The Spiritual Directorate of Muslims of Uzbekistan has published an edict listing detail on the stricter requirements for worshippers hoping to embark on the hajj pilgrimage to Mecca.
Since the death of the late President Islam Karimov, the authorities have loosened their stance toward the country’s devout Muslims, including by dramatically increasing the quota for people allowed to make the pilgrimage to the faith’s most holy site. There are concerns, however, that the trip is often carried out by the better-off and as purely as a status-boosting initiative, squeezing out those with less money.
Religious authorities have decreed that genuine Muslims should know that the hajj can only be performed once in a lifetime and that pilgrims should have the financial and physical wherewithal to complete the trip. The fatwa also states that the regular observance of basic daily Islamic duties is mandatory for hopeful applicants.
Batyr Shadmanov, 70, went to Mecca with his wife this year after waiting a decade to reach his turn. The physical challenges of performing all the rites in blistering Saudi weather took its toll, however.
“The ideal age for going on pilgrimage to Mecca is about 45 to 55. This is what I understood from my experience. For people any older than that it is very difficult to perform all the rituals mandated by Islam. Many pilgrims just sit it out in the hotel because of their age and state of health,” Shadmanov told EurasiaNet.org.
Babahan Hamdamov, a neighborhood imam from the Kashkadarya region, said that the pilgrims often assume onerous debts to pay for the voyage. If anything bad happens to them while abroad, paying back the loan can become impossible.
“Going on the hajj can cost 19 million sum ($2,375), and besides that you need spending money and there are costs when you return, such as for organizing a function for the people who come to visit you at home. In the end, it turns out it is about 28-30 million sum ($3,500-3,750). That is why the hajj has normally been done by people who have money but are far from real Islam,” Hamdamov said.
The fatwa issued by the Spiritual Directorate of Muslims of Uzbekistan, the government-sanctioned body charged with regulating the activities of the faithful, noted that in earlier years there have been Uzbek pilgrims who might have had the financial means to carry out the trip, but whose health left something to be desired.

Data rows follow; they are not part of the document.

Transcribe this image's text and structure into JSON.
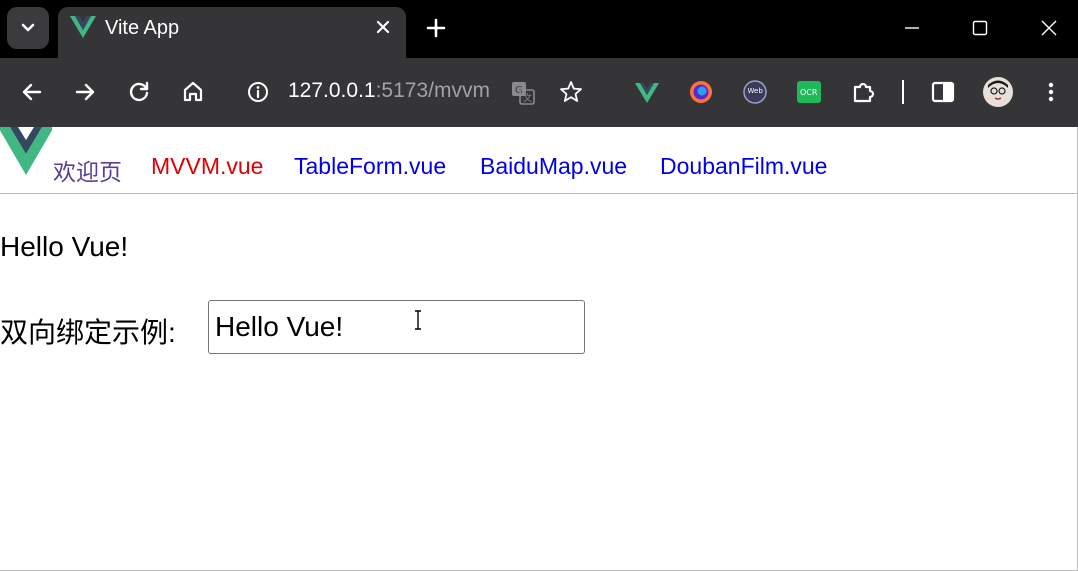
{
  "browser": {
    "tab_title": "Vite App",
    "url_host": "127.0.0.1",
    "url_path": ":5173/mvvm"
  },
  "icons": {
    "tab_search": "chevron-down-icon",
    "tab_favicon": "vue-logo-icon",
    "tab_close": "close-icon",
    "new_tab": "plus-icon",
    "minimize": "minimize-icon",
    "maximize": "maximize-icon",
    "close": "close-icon",
    "back": "back-arrow-icon",
    "forward": "forward-arrow-icon",
    "reload": "reload-icon",
    "home": "home-icon",
    "site_info": "info-icon",
    "translate": "translate-icon",
    "bookmark": "star-icon",
    "extensions": [
      "vue-devtools-icon",
      "firefox-icon",
      "web-icon",
      "ocr-icon",
      "puzzle-extensions-icon"
    ],
    "side_panel": "side-panel-icon",
    "profile": "avatar-icon",
    "menu": "more-vertical-icon"
  },
  "nav": {
    "links": [
      {
        "label": "欢迎页",
        "color": "#5a3e96"
      },
      {
        "label": "MVVM.vue",
        "color": "#e00000"
      },
      {
        "label": "TableForm.vue",
        "color": "#0000ee"
      },
      {
        "label": "BaiduMap.vue",
        "color": "#0000ee"
      },
      {
        "label": "DoubanFilm.vue",
        "color": "#0000ee"
      }
    ]
  },
  "content": {
    "message": "Hello Vue!",
    "binding_label": "双向绑定示例:",
    "binding_value": "Hello Vue!"
  },
  "colors": {
    "vue_green": "#41b883",
    "vue_dark": "#34495e"
  }
}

“It then turned out that these Uzbekistanis were sending their children, whose wanted to fulfill their obligations to their parents or who simply wanted to acquire status in society,” the decree read.
The ranks of the pilgrims sometimes reportedly include criminally minded individuals. There was considerable outcry over the summer when customs officials at Samarkand Airport found 72 grams of opium, hidden inside loaves of bread, and more than $5,000 in cash in the luggage of man heading for the hajj. Uzbek law only allows people leaving the country to carry $2,000.
In 2017, around 7,500 people from Uzbekistan went on the hajj. That quota is being increased to 10,000 in 2018.